The other thing that is interesting is that it’s completely distinct. Whatever is conceived at the moment of fertilization is distinct from mother or father. The DNA patterns are completely different. It does not match either mother or father. Oftentimes blood type is different from mother or father. We often hear on the pro-choice side that it’s a woman’s right to choose what she does with her body and that that’s completely true. However, she doesn’t get to choose what to do with someone else’s body.

When I was growing inside of my mom’s body, I was seen as invasive because our blood types were not compatible. Not to mention the fact that I am a male and my mother is a female. Let’s just say that my body growing inside of her did not, was not part of her body. If the pro-choice argument was true, then my mom at one time had four arms and two heads. It’s not true to say that my body was the same as her body. From the earliest moments of conception, science affirms that what is growing is whole, living, distinct human beings. It’s not a potential human being. It’s not something that will become a human being as though it might become a human being, or a hippopotamus or a sunflower. It is already imprinted with the earmarks of humanity from fertilization.

Let me now read to you a quote from a famous secular embryology textbook written by Keith Moore and T. Persaud. This is a textbook that is used in medical universities the world over called The Developing Human Clinically Oriented Embryology. This is a non-Christian perspective that says, “A zygote is the beginning of a new human being. Human development begins at fertilization. The process during which a male gamete or sperm unites with a female gamete or oocyte to form a single cell called a zygote. This highly specialized totipotent cell marks the beginning of each of us as a unique individual.”

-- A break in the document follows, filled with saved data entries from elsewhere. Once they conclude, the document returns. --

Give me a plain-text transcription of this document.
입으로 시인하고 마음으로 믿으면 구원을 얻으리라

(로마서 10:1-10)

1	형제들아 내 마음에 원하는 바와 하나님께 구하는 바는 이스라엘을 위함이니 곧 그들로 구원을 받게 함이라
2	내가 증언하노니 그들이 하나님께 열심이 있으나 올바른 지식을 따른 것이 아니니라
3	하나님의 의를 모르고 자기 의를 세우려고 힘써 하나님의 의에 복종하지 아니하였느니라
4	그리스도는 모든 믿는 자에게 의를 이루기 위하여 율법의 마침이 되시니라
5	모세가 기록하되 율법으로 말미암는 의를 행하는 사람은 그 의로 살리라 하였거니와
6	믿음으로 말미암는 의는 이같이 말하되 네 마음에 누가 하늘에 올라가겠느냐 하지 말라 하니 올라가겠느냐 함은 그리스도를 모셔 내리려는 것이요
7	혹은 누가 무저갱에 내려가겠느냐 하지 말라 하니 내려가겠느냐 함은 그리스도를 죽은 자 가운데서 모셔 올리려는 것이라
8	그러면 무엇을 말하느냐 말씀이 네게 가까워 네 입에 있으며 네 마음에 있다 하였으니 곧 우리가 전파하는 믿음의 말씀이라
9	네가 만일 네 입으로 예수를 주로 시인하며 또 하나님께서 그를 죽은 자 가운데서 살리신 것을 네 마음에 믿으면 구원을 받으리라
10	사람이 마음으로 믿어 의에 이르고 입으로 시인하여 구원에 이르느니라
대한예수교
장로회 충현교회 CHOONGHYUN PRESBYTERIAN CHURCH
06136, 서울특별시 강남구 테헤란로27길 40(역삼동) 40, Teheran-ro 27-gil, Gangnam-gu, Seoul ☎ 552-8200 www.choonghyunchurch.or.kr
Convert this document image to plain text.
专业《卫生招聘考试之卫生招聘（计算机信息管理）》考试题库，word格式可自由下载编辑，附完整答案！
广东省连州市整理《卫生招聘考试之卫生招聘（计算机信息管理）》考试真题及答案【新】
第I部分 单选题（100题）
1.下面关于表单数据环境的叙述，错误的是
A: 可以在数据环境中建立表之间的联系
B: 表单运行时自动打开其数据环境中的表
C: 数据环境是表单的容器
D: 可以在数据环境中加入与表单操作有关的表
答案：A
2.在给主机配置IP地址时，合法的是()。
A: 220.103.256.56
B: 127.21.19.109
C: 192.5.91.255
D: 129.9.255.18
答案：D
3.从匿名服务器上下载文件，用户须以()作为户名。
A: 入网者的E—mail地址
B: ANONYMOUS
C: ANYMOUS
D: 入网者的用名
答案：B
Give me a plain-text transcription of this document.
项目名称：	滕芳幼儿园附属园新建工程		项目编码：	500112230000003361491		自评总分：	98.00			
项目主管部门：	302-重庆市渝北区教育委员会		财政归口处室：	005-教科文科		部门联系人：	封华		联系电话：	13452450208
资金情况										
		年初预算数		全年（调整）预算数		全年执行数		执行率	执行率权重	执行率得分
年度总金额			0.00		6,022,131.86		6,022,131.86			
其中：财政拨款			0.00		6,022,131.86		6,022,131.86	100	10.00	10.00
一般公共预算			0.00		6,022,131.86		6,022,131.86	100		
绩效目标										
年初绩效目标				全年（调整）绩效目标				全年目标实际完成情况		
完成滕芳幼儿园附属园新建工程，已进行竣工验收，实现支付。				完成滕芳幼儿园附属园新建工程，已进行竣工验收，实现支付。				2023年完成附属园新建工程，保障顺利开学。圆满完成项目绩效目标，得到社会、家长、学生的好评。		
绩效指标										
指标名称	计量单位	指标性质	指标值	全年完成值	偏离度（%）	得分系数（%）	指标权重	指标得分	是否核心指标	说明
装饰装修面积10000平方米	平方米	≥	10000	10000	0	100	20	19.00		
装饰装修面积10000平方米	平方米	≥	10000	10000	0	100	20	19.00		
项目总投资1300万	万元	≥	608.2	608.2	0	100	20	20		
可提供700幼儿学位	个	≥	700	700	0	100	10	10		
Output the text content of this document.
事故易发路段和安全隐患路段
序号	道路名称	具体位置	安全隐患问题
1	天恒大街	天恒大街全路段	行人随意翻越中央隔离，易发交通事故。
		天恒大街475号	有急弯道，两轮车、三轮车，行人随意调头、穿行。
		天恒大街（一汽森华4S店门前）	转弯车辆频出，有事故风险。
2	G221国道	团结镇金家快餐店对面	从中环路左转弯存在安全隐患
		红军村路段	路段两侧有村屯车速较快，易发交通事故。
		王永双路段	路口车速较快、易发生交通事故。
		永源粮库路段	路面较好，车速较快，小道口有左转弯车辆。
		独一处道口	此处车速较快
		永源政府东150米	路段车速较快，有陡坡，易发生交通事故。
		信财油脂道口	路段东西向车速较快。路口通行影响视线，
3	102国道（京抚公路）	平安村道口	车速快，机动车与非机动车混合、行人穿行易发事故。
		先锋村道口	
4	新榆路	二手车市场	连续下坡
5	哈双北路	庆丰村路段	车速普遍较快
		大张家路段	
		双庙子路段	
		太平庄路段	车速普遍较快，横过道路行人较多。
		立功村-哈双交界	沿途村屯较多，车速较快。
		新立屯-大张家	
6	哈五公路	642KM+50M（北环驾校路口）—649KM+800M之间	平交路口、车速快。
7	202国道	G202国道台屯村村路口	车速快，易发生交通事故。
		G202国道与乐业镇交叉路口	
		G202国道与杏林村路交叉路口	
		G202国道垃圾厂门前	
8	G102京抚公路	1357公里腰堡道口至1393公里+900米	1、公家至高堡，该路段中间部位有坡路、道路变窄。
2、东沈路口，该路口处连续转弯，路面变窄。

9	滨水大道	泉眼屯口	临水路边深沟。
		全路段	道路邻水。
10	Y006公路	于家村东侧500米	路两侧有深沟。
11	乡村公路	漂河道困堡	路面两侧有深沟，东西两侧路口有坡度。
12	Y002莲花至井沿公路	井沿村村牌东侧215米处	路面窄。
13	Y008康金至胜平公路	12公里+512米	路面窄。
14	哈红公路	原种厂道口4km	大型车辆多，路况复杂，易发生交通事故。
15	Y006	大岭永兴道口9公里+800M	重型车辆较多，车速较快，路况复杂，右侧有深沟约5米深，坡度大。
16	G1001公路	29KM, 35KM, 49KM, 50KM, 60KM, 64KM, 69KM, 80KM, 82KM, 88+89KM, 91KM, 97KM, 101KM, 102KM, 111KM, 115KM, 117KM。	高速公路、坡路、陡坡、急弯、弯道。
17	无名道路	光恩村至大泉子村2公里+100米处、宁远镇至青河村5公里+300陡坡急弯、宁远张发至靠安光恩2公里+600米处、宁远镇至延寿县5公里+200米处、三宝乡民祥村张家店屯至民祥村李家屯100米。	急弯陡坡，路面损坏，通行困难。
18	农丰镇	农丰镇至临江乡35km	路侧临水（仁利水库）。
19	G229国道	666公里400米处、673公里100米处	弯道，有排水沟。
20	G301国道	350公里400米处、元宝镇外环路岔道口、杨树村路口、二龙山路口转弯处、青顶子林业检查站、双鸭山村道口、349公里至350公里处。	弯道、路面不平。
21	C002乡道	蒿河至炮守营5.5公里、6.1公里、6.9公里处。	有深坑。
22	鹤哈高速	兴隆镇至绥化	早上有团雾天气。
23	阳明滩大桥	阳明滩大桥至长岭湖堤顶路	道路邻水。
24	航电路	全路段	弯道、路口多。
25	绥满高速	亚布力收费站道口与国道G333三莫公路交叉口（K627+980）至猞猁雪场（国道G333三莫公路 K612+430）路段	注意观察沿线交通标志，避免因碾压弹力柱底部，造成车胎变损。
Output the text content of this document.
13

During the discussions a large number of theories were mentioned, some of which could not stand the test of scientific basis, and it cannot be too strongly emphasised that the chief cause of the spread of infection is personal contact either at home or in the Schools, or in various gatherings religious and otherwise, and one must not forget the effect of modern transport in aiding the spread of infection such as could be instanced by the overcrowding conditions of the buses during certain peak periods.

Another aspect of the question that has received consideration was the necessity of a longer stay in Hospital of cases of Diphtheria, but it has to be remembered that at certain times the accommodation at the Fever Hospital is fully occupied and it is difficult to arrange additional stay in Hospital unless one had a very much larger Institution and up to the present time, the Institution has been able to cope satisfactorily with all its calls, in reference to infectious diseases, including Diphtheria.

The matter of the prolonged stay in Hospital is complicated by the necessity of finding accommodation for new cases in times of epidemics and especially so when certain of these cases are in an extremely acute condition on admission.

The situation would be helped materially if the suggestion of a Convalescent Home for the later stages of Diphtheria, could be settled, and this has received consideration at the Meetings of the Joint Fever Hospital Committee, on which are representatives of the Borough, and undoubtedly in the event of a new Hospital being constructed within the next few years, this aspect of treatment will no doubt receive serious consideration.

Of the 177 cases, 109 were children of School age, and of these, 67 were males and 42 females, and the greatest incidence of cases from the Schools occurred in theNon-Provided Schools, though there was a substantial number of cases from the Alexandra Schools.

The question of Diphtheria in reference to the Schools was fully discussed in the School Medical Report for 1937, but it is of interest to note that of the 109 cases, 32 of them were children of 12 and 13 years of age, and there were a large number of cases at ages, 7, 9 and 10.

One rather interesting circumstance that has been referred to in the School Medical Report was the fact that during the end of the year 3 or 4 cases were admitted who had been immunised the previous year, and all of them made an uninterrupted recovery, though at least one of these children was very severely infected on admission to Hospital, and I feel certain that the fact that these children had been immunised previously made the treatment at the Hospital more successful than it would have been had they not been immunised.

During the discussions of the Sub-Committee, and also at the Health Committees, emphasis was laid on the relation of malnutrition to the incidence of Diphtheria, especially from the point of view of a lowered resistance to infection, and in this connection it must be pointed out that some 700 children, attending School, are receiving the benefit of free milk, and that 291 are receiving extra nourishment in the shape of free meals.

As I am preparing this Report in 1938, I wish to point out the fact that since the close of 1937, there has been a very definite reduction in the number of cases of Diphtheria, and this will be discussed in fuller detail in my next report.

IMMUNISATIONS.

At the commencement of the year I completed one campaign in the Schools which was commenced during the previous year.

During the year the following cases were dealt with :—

There you have it. The beginning of human life is fertilization. According to science, what is growing is human, whole, living and distinct. It is separate from mom and dad in directing its own development from within. Now you have two answers to the question of when human life begins. You have the biblical answer that human life begins at conception and you have the scientific answer that human life begins at conception. They agree with one another and they always have agreed with one another.

So, Christian, stand with confidence that science is behind you. When you tell a woman who is experiencing a pregnancy, that she has a human baby growing inside of her. Later on we’re going to extrapolate some of that into the idea that human rights begin at the moment that a person becomes a member of the human family. Human protections, human dignity, etc. all goes back to the genesis of humanity in each one of us. If we are human, we deserve human rights. Now, that’s not today’s argument, but it is the argument that we are going to make.

Oftentimes in our Passion Life teachings that we do primarily overseas, at this point, we will hand out for people our model of a developing baby in the womb during the ninth week of gestation. We do this for a couple of reasons. Number one, it is a scientific model. The Bible did not produce this. However, a whole battery of people, including ultrasonographers and OBGYNs, have assured us that this is a medically accurate depiction of a ninth week gestational fetus as it grows in the womb.

When we hand these out to people, they can see immediately that this is a growing human baby, just smaller than the one that will be born. This is a model that affirms what the Bible teaches and gives confidence to people in an emotionally healthy and pleasing way. You can give this to a woman who is wondering about her pregnancy and help her understand that this is not a ball of cells or a clot of blood as is so often espoused by our non-science endorsing, pro-choice friends. But they can see that this is a developing human being.

So go out with confidence, Christian, knowing that both the Bible and science are on the side of life as it relates to the abortion topic and when it comes to discussing when human life begins. The science and the Bible answer in harmony that human life begins at conception.